Die vom SG aufgeworfene Frage, ob der Rechtsweg zu den Gerichten der Sozialgerichtsbarkeit gegeben ist, kann unentschieden bleiben. Denn nach § 17a Abs. 5 GVG ist dem Berufungsgericht die Prüfung verwehrt, ob der beschrittene Rechtsweg zulässig ist.

Weiterhin kann dahinstehen, ob die Klage schon deshalb keinen Erfolg haben kann, weil der Beklagten die Passivlegitimation fehlt. Denn nach § 75 Abs. 5 SGG kann der beigeladene Versicherungsträger verurteilt werden.

In der Sache kann die Klägerin jedoch keinen Erfolg haben. Ihr Antrag, unterhaltsberechtigte Personen gemäß § 850c Abs. 4 ZPO nicht zu berücksichtigen, ist unbegründet.

Grundsätzlich steht dem Abtretungsgläubiger einer Sozialleistung das Antragsrecht gemäß § 850c Abs. 4 ZPO analog zu. Für die Entscheidung hierüber sind die Sozialgerichte zuständig (vgl. BSG, SozR 3-1200 § 53 SGB I Nr. 2). Nach dieser Regelung kann das Gericht auf Antrag des Gläubigers nach billigem Ermessen bestimmen, dass eine Person bei der Berechnung des unpfändbaren Teils des Einkommens ganz oder teilweise unberücksichtigt bleibt, wenn diese Person, der der Schuldner aufgrund gesetzlicher Verpflichtung Unterhalt gewährt, eigene Einkünfte hat. Die Beklagte gewährt ihrem Ehemann, der außer der Sozialhilfe und dem Wohngeld keine Einkünfte hat, Unterhalt, zu dem sie gesetzlich verpflichtet ist.
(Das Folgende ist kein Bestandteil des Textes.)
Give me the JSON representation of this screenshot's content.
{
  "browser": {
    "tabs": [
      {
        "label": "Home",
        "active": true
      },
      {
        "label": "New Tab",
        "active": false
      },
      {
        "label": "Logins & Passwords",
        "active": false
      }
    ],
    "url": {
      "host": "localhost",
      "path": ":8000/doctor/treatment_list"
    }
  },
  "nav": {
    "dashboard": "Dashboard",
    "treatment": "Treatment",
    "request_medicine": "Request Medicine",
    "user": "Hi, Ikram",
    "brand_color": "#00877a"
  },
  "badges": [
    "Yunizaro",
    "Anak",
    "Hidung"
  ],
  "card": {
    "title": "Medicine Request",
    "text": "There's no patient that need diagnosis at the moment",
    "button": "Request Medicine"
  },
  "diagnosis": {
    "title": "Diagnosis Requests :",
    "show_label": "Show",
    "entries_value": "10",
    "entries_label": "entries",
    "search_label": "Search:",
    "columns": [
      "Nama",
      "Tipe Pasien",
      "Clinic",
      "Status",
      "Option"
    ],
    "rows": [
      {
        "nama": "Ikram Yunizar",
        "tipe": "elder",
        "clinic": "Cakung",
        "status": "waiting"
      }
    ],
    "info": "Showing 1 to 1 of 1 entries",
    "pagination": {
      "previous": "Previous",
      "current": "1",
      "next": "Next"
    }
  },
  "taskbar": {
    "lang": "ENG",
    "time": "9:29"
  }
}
Der Antrag nach § 850c Abs. 4 ZPO scheitert jedoch daran, dass der unterhaltsberechtigte Ehemann keine eigenen Einkünfte im Sinne des Gesetzes hat. Auch die Klägerin geht davon aus, dass der Ehemann der Beklagten nur Leistungen der Sozialhilfe erhält. Entgegen ihrer Ansicht handelt es sich dabei aber nicht um Einkünfte im Sinne des § 850c Abs. 4 ZPO.

Zu den "eigenen Einkünften" des Unterhaltsberechtigten sind alle Einnahmen zu zählen, die der Unterhaltsberechtigte aus unselbständiger oder selbständiger Arbeit in Ausbildung und Beruf, aus Renten, Pensionen, den Zinserträgen oder Mieteinnahmen aus eigenem Vermögen erzielt. Auch für den Unterhalt bestimmte Zuwendungen Dritter wie Kurzarbeiter-, Winter- oder auch Mutterschaftsgeld sind als eigene Einkünfte des Unterhaltsberechtigten anzusehen. Nicht dazu zählen Leistungen der Ausbildungsförderung nach dem BAföG, Grundrenten nach dem BVG sowie Leistungen nach dem BSHG (vgl. Münchener Kommentar, Zivilprozessordnung, 2. Auflage 2001, Band 3, § 850c Rdnr. 22, Musielak, ZPO, 3. Auflage 2002, § 850c Rdnr. 11, Stein/Jonas, Zivilprozessordnung, 21. Auflage 1995, Band 6, § 850c IV Rdnr. 28). Denn durch diese öffentlichen Leistungen wird das Fehlen eigener Einkünfte des Unterhaltsberechtigten gerade ausgeglichen.

Darüber hinaus entspricht es nicht billigem Ermessen nach § 850c Abs. 4 ZPO, wenn der unterhaltsberechtigte Ehemann bei der Berechnung des unpfändbaren Einkommens der Beklagten (= Ehefrau) unberücksichtigt bleibt. Denn deren Einkommen ist selbst so gering, dass sie zusätzlich Sozialhilfe erhält, wie sich aus der Bestätigung der Landeshauptstadt München, Sozialreferat vom 18.12.2000 ergibt.

Nach alledem war die Berufung der Klägerin zurückzuweisen.

Die Kostenentscheidung beruht auf § 193 SGG. Die Klägerin hat durch Klage und Berufung die Kosten der Beklagten verursacht. Die Kosten der Beigeladenen sind gemäß § 193 Abs. 4 SGG nicht erstattungsfähig.

Gründe, die Revision nach § 160 Abs. 2 SGG zuzulassen, sind nicht ersichtlich.